I had been a strong anti-communist from my first political awakenings (my GI Joes used to hunt–victoriously, I might add–the V.C. in my Kansas childhood playtime), and I have never once been attracted to any element of the Left. But my stances on the Right were informed only by the political and the economic. I had kept my imagination to myself in my teens and early 20s–a private matter, between me and whatever fiction author I was reading at the moment, whatever musician I was listening to, and whatever poor piece of paper found my attempts at poetry and fiction scribbled upon it.
Gleaves’s words in 1991 shattered whatever semi-coherent vision I had of the world. “And now the ineluctable question: whither Western civilization? . . . Might it become silent, desiccated, and shrouded in creeping vines, its ruins peering out at future generations like the faces of Angkor Wat?”

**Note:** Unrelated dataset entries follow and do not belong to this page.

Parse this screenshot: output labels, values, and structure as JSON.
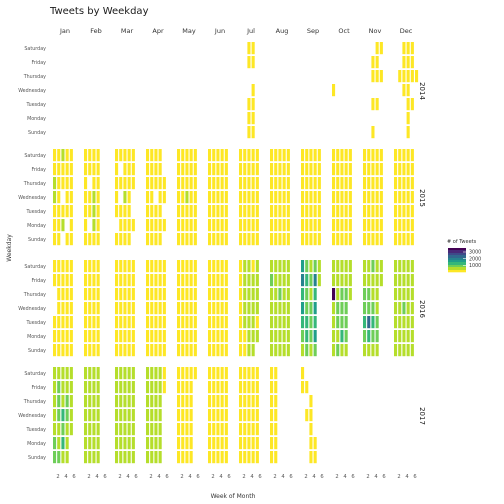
{
  "chart_data": {
    "type": "heatmap",
    "title": "Tweets by Weekday",
    "xlabel": "Week of Month",
    "ylabel": "Weekday",
    "months": [
      "Jan",
      "Feb",
      "Mar",
      "Apr",
      "May",
      "Jun",
      "Jul",
      "Aug",
      "Sep",
      "Oct",
      "Nov",
      "Dec"
    ],
    "weekdays": [
      "Saturday",
      "Friday",
      "Thursday",
      "Wednesday",
      "Tuesday",
      "Monday",
      "Sunday"
    ],
    "years": [
      "2014",
      "2015",
      "2016",
      "2017"
    ],
    "week_ticks": [
      "2",
      "4",
      "6"
    ],
    "legend": {
      "title": "# of Tweets",
      "ticks": [
        3000,
        2000,
        1000
      ],
      "range": [
        0,
        3600
      ],
      "colors": [
        "#fde725",
        "#b5de2b",
        "#6ece58",
        "#35b779",
        "#1f9e89",
        "#26828e",
        "#31688e",
        "#3e4989",
        "#482878",
        "#440154"
      ]
    },
    "cell_data": {
      "value_legend": "A=100 B=400 C=700 D=1000 E=1300 F=1600 G=1900 H=2200 I=2500 J=2900 K=3200 L=3500",
      "rows": {
        "2014-Jan": "",
        "2014-Feb": "",
        "2014-Mar": "",
        "2014-Apr": "",
        "2014-May": "",
        "2014-Jun": "",
        "2014-Jul": "3:AA..AAA|4:AA.AAAA",
        "2014-Aug": "",
        "2014-Sep": "",
        "2014-Oct": "1:...A...",
        "2014-Nov": "3:.AA.A.A|4:AAA.A..|5:A.A....",
        "2014-Dec": "2:..A....|3:AAAA...|4:AAAAAAA|5:AAA.A..|6:..A....",
        "2015-Jan": "1:AABBAAA|2:AAAAAAA|3:BAA.AB.|4:AAAAA.A|5:AAAAAAA",
        "2015-Feb": "1:AAAAAAA|2:AA.AA.A|3:AAABCBA|4:AAAAAAA",
        "2015-Mar": "1:AAAAA.A|2:A.A.AAA|3:AAABAAA|4:AAAAAAA|5:AAA..A.",
        "2015-Apr": "1:AAAAAAA|2:AAAAAAA|3:AAA.AAA|4:AAAAAAA|5:..AA.A.",
        "2015-May": "1:AAAAAAA|2:AAAAAAA|3:AAABAAA|4:AAAAAAA|5:AAAAAAA",
        "2015-Jun": "1:AAAAAAA|2:AAAAAAA|3:AAAAAAA|4:AAAAAAA|5:AAAAAAA",
        "2015-Jul": "1:AAAAAAA|2:AAAAAAA|3:AAAAAAA|4:AAAAAAA|5:AAAAAAA",
        "2015-Aug": "1:AAAAAAA|2:AAAAAAA|3:AAAAAAA|4:AAAAAAA|5:AAAAAAA",
        "2015-Sep": "1:AAAAAAA|2:AAAAAAA|3:AAAAAAA|4:AAAAAAA|5:AAAAAAA",
        "2015-Oct": "1:AAAAAAA|2:AAAAAAA|3:AAAAAAA|4:AAAAAAA|5:AAAAAAA",
        "2015-Nov": "1:AAAAAAA|2:AAAAAAA|3:AAAAAAA|4:AAAAAAA|5:AAAAAAA",
        "2015-Dec": "1:AAAAAAA|2:AAAAAAA|3:AAAAAAA|4:AAAAAAA|5:AAAAAAA",
        "2016-Jan": "1:AA..AAA|2:AAAAAAA|3:AAAAAAA|4:AAAAAAA|5:AAAAAAA",
        "2016-Feb": "1:AAAAAAA|2:AAAAAAA|3:AAAAAAA|4:AAAAAAA",
        "2016-Mar": "1:AAAAAAA|2:AAAAAAA|3:AAAAAAA|4:AAAAAAA|5:AAAAAAA",
        "2016-Apr": "1:AAAAAAA|2:AAAAAAA|3:AAAAAAA|4:AAAAAAA|5:AAAAAAA",
        "2016-May": "1:AAAAAAA|2:AAAAAAA|3:AAAAAAA|4:AAAAAAA|5:AAAAAAA",
        "2016-Jun": "1:AAAAAAA|2:AAAAAAA|3:AAAAAAA|4:AAAAAAA|5:AAAAAAA",
        "2016-Jul": "1:AAAAAAA|2:BBBBBAA|3:BBBBBBB|4:ABBBBBB|5:BCBBAB.",
        "2016-Aug": "1:BDCCCBB|2:BBBCCBB|3:CCDCCBB|4:BCCCCBB|5:BCCCCBB",
        "2016-Sep": "1:FGEFEDC|2:DEDDEED|3:CDCDDDC|4:DGEFEFD|5:BC.....",
        "2016-Oct": "1:BCLBCCC|2:CCCDDCD|3:BCDDDEC|4:CCDDDDC|5:CCC....",
        "2016-Nov": "1:CCDDEDC|2:CCDDIEC|3:DCCDEDC|4:CCCCDDC|5:BC.....",
        "2016-Dec": "1:BBCCCCB|2:CCCCCCC|3:CCCDCCC|4:CCCCCCB|5:CCCCCCC",
        "2017-Jan": "1:CCCCCDD|2:CDDDCCD|3:CCCEDEC|4:BCDDCCC|5:BCCCC..",
        "2017-Feb": "1:BBBBBBB|2:BBBBBBB|3:BBBBBBB|4:BBBBBBB",
        "2017-Mar": "1:BBBBBBB|2:BBBBBBB|3:BBBBBBB|4:BBBBBBB|5:BBBBBBB",
        "2017-Apr": "1:BBBBBBB|2:BBBBBBB|3:BBBBBBB|4:BBBBBBB|5:AA.....",
        "2017-May": "1:AAAAAAA|2:AAAAAAA|3:AAAAAAA|4:AAAAAAA|5:A......",
        "2017-Jun": "1:AAAAAAA|2:AAAAAAA|3:AAAAAAA|4:AAAAAAA|5:AAAAAAA",
        "2017-Jul": "1:AAAAAAA|2:AAAAAAA|3:AAAAAAA|4:AAAAAAA|5:AAAAAAA",
        "2017-Aug": "1:AAAAAAA|2:AAAAAAA|3:.......|4:.......",
        "2017-Sep": "1:AA.....|2:.A.A...|3:..AAAAA|4:.....AA",
        "2017-Oct": "",
        "2017-Nov": "",
        "2017-Dec": ""
      }
    }
  }
}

These were not the words I had read in Friedman’s weekly Newsweek column or in Mises’s Human Action. These were words–not diffidently–written by a man who loved. . . the words themselves. And, the ideas and intent of the words, ordered in a way to capture the rigors of the intellect as well as of the soul.
While I didn’t have the blessing of meeting Gleaves until the end of that decade (thank you, Winston, for the introduction), Gleaves became somewhat of a intellectual model for me, and I couldn’t get the questions that he or Mark Henrie (in the same issue, a wonderful piece entitled, “The Road to the Future”) had posed out of my mind.
We had “won” the Cold War, but we now seemed to have lost purpose.
“The very notion of norms, of first principles, of objective truths,” Gleaves fumed in that article, “is anethema to a generation that believes the Ten Commandments are Ten Suggestions.” Now, he was starting to sound much like my six-grade teacher, Sister Patricia Martinez, a fiercely intelligent Dominican Nun whom I had greatly respected. Was it ok, I wondered to leave the realm of logic and reason (Chicago and Austrian economics are nothing if not rational) and enter the suspect world of my childhood, a world in which ethics and morals were taken as simple “musts” for my fellow Kansans?
Gleaves referenced men whose names I’d heard at Notre Dame, but only in passing: Romano Guardini, Christopher Dawson, and Martin D’Arcy.
In every way, the four men mentioned in the last sentence/paragraph have shaped my own thoughts and writings on the world. As noted above, I finally had the chance to meet the first author named, Gleaves, in the late 1990s at Winston Elliott’s Free Enterprise Institute in Houston. I found in Gleaves the person even more than I had found in Gleaves the writer. Indeed, I found an intellectual inspiration, mentor, and brother. He has remained such for well over a decade now.
Ideas do, indeed, have consequences. So do friendships.
But, back on that Delta flight, screaming toward Frankfort at 650mph. The best part of Gleaves’s essay was still to come—in the penultimate paragraph. I won’t retype or paraphrase it here. But I will state this: when I read this paragraph for the first time, I knew what I wanted to do with my life.
That penultimate paragraph is still for you to discover. Enjoy.